08 november 2006

Cyste (Kees)

Maandagochtend werd L. geopereerd. Wat jongstleden zomer begon als een weliswaar onaangename maar – huisarts – “onschuldige ontsteking” in de rechteronderkaak (“penicillinekuurtje”) had begin deze maand het formaat van – chirurg – “een tennisbal”.
Mijn levenslicht torste een dermate bol onderkinnetje - hard als aangespannen biceps - dat het riempje van haar cap er niet omheen paste, al was dit niet wat L. er noodgedwongen van weerhield haar aanbeden ruin Romeo te berijden.

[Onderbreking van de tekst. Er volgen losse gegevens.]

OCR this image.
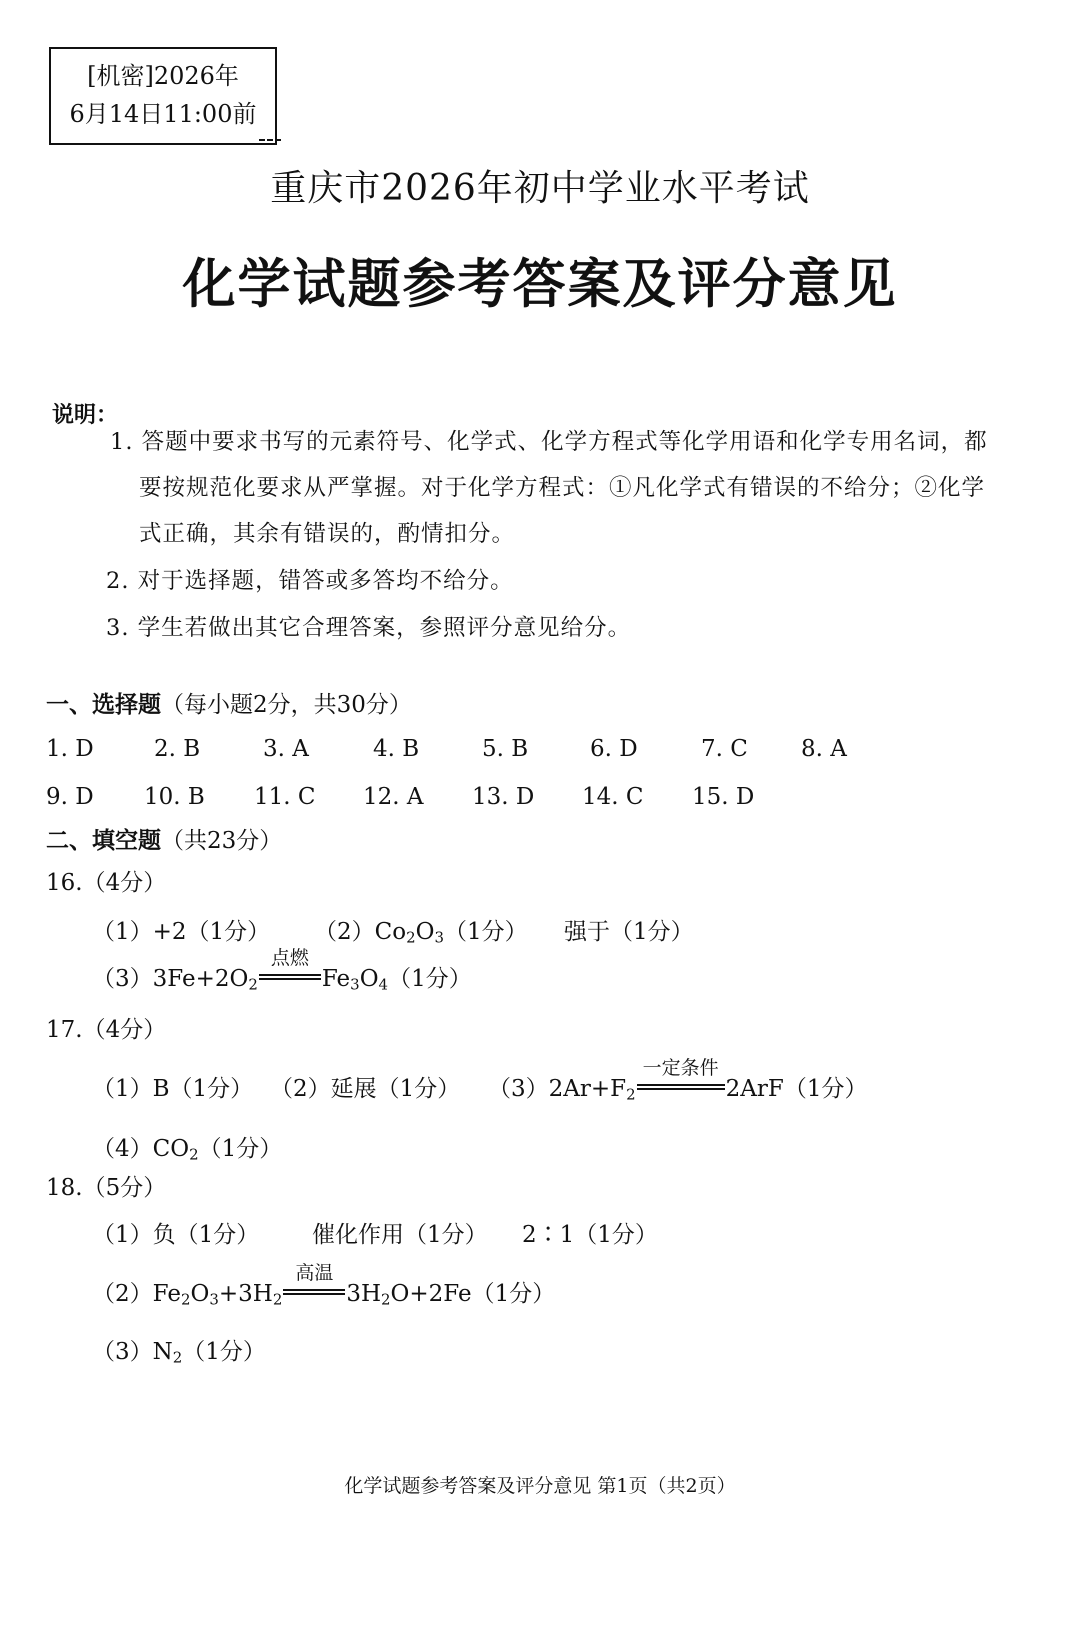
[机密]2026年
6月14日11:00前
重庆市2026年初中学业水平考试
化学试题参考答案及评分意见
说明：
1. 答题中要求书写的元素符号、化学式、化学方程式等化学用语和化学专用名词，都
要按规范化要求从严掌握。对于化学方程式：①凡化学式有错误的不给分；②化学
式正确，其余有错误的，酌情扣分。
2. 对于选择题，错答或多答均不给分。
3. 学生若做出其它合理答案，参照评分意见给分。
一、选择题（每小题2分，共30分）
1. D	2. B	3. A	4. B	5. B	6. D	7. C 8. A
9. D 10. B 11. C 12. A 13. D 14. C 15. D
二、填空题（共23分）
16.（4分）
（1）+2（1分） $(2)Co_2O_3(1$分） 强于（1分）
$(3)3Fe+2O_2$
点燃
$Fe_3O_4(1$分）
17.（4分）
（1）B（1分） （2）延展（1分） $(3)2Ar+F_2$
一定条件
2ArF（1分）
$(4)CO_2(1$分）
18.（5分）
（1）负（1分） 催化作用（1分） 2∶1（1分）
$(2)Fe_2O_3+3H_2$
高温
$3H_2O+2Fe(1$分）
$(3)N_2(1$分）
化学试题参考答案及评分意见 第1页（共2页）
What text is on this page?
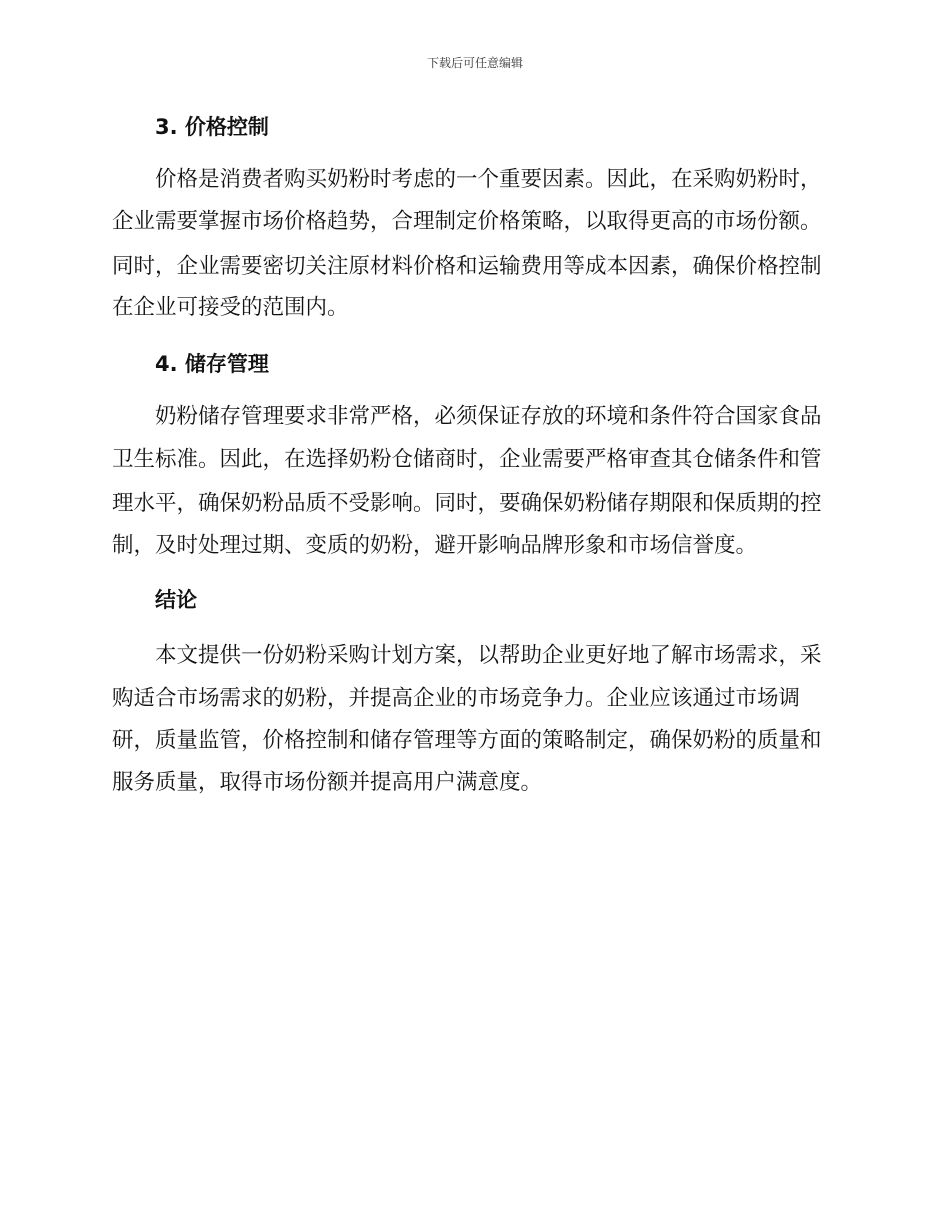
下载后可任意编辑
3. 价格控制
价格是消费者购买奶粉时考虑的一个重要因素。因此，在采购奶粉时，
企业需要掌握市场价格趋势，合理制定价格策略，以取得更高的市场份额。
同时，企业需要密切关注原材料价格和运输费用等成本因素，确保价格控制
在企业可接受的范围内。
4. 储存管理
奶粉储存管理要求非常严格，必须保证存放的环境和条件符合国家食品
卫生标准。因此，在选择奶粉仓储商时，企业需要严格审查其仓储条件和管
理水平，确保奶粉品质不受影响。同时，要确保奶粉储存期限和保质期的控
制，及时处理过期、变质的奶粉，避开影响品牌形象和市场信誉度。
结论
本文提供一份奶粉采购计划方案，以帮助企业更好地了解市场需求，采
购适合市场需求的奶粉，并提高企业的市场竞争力。企业应该通过市场调
研，质量监管，价格控制和储存管理等方面的策略制定，确保奶粉的质量和
服务质量，取得市场份额并提高用户满意度。
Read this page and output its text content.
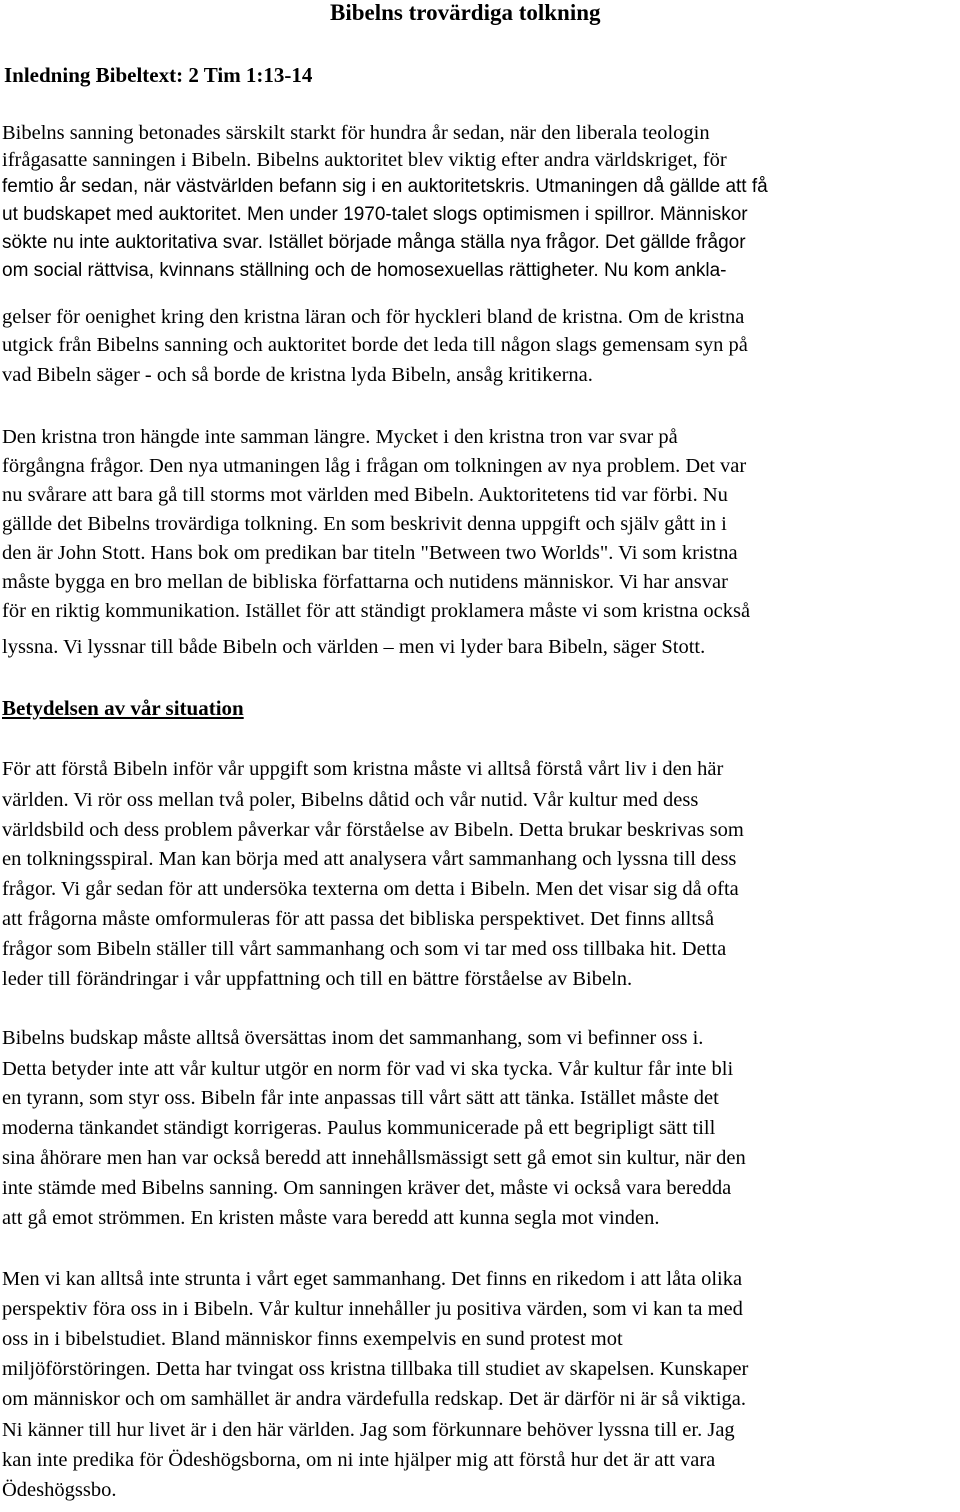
Bibelns trovärdiga tolkning
Inledning Bibeltext: 2 Tim 1:13-14
Bibelns sanning betonades särskilt starkt för hundra år sedan, när den liberala teologin
ifrågasatte sanningen i Bibeln. Bibelns auktoritet blev viktig efter andra världskriget, för
femtio år sedan, när västvärlden befann sig i en auktoritetskris. Utmaningen då gällde att få
ut budskapet med auktoritet. Men under 1970-talet slogs optimismen i spillror. Människor
sökte nu inte auktoritativa svar. Istället började många ställa nya frågor. Det gällde frågor
om social rättvisa, kvinnans ställning och de homosexuellas rättigheter. Nu kom ankla-
gelser för oenighet kring den kristna läran och för hyckleri bland de kristna. Om de kristna
utgick från Bibelns sanning och auktoritet borde det leda till någon slags gemensam syn på
vad Bibeln säger - och så borde de kristna lyda Bibeln, ansåg kritikerna.
Den kristna tron hängde inte samman längre. Mycket i den kristna tron var svar på
förgångna frågor. Den nya utmaningen låg i frågan om tolkningen av nya problem. Det var
nu svårare att bara gå till storms mot världen med Bibeln. Auktoritetens tid var förbi. Nu
gällde det Bibelns trovärdiga tolkning. En som beskrivit denna uppgift och själv gått in i
den är John Stott. Hans bok om predikan bar titeln "Between two Worlds". Vi som kristna
måste bygga en bro mellan de bibliska författarna och nutidens människor. Vi har ansvar
för en riktig kommunikation. Istället för att ständigt proklamera måste vi som kristna också
lyssna. Vi lyssnar till både Bibeln och världen – men vi lyder bara Bibeln, säger Stott.
Betydelsen av vår situation
För att förstå Bibeln inför vår uppgift som kristna måste vi alltså förstå vårt liv i den här
världen. Vi rör oss mellan två poler, Bibelns dåtid och vår nutid. Vår kultur med dess
världsbild och dess problem påverkar vår förståelse av Bibeln. Detta brukar beskrivas som
en tolkningsspiral. Man kan börja med att analysera vårt sammanhang och lyssna till dess
frågor. Vi går sedan för att undersöka texterna om detta i Bibeln. Men det visar sig då ofta
att frågorna måste omformuleras för att passa det bibliska perspektivet. Det finns alltså
frågor som Bibeln ställer till vårt sammanhang och som vi tar med oss tillbaka hit. Detta
leder till förändringar i vår uppfattning och till en bättre förståelse av Bibeln.
Bibelns budskap måste alltså översättas inom det sammanhang, som vi befinner oss i.
Detta betyder inte att vår kultur utgör en norm för vad vi ska tycka. Vår kultur får inte bli
en tyrann, som styr oss. Bibeln får inte anpassas till vårt sätt att tänka. Istället måste det
moderna tänkandet ständigt korrigeras. Paulus kommunicerade på ett begripligt sätt till
sina åhörare men han var också beredd att innehållsmässigt sett gå emot sin kultur, när den
inte stämde med Bibelns sanning. Om sanningen kräver det, måste vi också vara beredda
att gå emot strömmen. En kristen måste vara beredd att kunna segla mot vinden.
Men vi kan alltså inte strunta i vårt eget sammanhang. Det finns en rikedom i att låta olika
perspektiv föra oss in i Bibeln. Vår kultur innehåller ju positiva värden, som vi kan ta med
oss in i bibelstudiet. Bland människor finns exempelvis en sund protest mot
miljöförstöringen. Detta har tvingat oss kristna tillbaka till studiet av skapelsen. Kunskaper
om människor och om samhället är andra värdefulla redskap. Det är därför ni är så viktiga.
Ni känner till hur livet är i den här världen. Jag som förkunnare behöver lyssna till er. Jag
kan inte predika för Ödeshögsborna, om ni inte hjälper mig att förstå hur det är att vara
Ödeshögssbo.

De bal in haar onderkaak benam haar – zeker tijdens fysieke inspanning – de adem.
“Pelikaantje,” koosde ik.
In plaats van huisarts’ penicilline had ze met evenveel kans op genezing M&M’s kunnen slikken.
Doorverwijzing naar het Universitair Medisch Centrum Groningen, onderzoeken, foto’s, puncties,
wachtlijst en eergisteren dus de operatie, die meer tijd kostte dan de medici hadden voorzien daar de cystebal zich, toen de chirurg hem poogde te verwijderen, verschanste achter een aangezichtszenuw, benodigd voor onder meer mijn dochters prachtlach. Godlof slaagde men erin de vermaledijde klont dusdanig te manoeuvreren dat hij in zijn geheel en zonder achterlating van blijvende schade kon worden weggenomen.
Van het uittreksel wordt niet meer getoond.